Contactés par LeFigaro, YouTube comme Dailymotion n’ont pas souhaité s’exprimer sur le cas particulier de Dieudonné, mais ont rappelé les prérequis pour qu’une vidéo soit retirée de leurs services: un signalement aux équipes de modération ou une décision de justice. D’après la loi pour la confiance dans l’économie numérique (LCEN), les deux sites sont considérés comme des hébergeurs, et non comme des éditeurs de contenus: ils ne sont donc pas responsables des vidéos postées par leurs membres. Le statut d’hébergeur avait été confirmé en 2011 par la Cour de cassation en ce qui concerne Dailymotion.
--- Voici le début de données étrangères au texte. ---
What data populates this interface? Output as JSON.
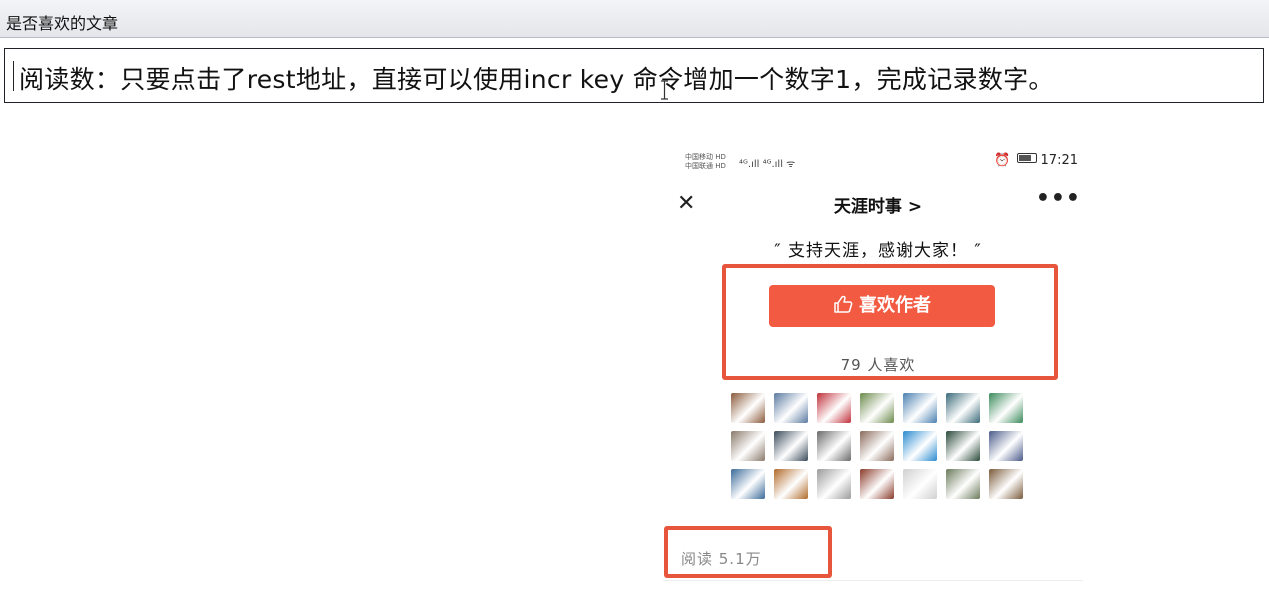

La loi les oblige cependant à agir promptement dès qu’un contenu litigieux leur est signalé. Les deux plateformes ont donc mis en place des outils permettant d’avertir les équipes de modération, en poste 24 heures sur 24 et sept jours sur sept.

● Avertir la modération

«Nous demandons à nos modérateurs d’agir comme des bons pères de famille. Si une vidéo qu’on nous signale est manifestement illicite, on la retire», explique Giuseppe de Martino, directeur général de Dailymotion. «Mais ce ne sont pas des juristes. Si le caractère illicite n’est pas explicite ou est objet à débat, nous laissons la vidéo.» Même philosophie chez YouTube: «Toutes les vidéos mises en ligne sur YouTube doivent se conformer au règlement de la communauté YouTube.» Ce règlement indique que le site «encourage la liberté d’expression» et défend «le droit de chacun à s’exprimer sur des points de vue peu populaires», mais il n’autorise pas «les discours incitant à la haine», notamment ceux qui «attaquent ou rabaissent un groupe en raison de la race, de l’origine ethnique ou de la religion». Le géant américain dispose d’une équipe de modérateurs spécialisés sur l’Europe, et donc sensibles aux contextes politico-sociaux de chaque pays, afin de prendre la meilleure décision possible. Mais pour qu’elle puisse agir, l’équipe de modérateurs doit une nouvelle fois être avertie par les internautes. Sans cela, pas d’action possible. (suite…)

Page suivante »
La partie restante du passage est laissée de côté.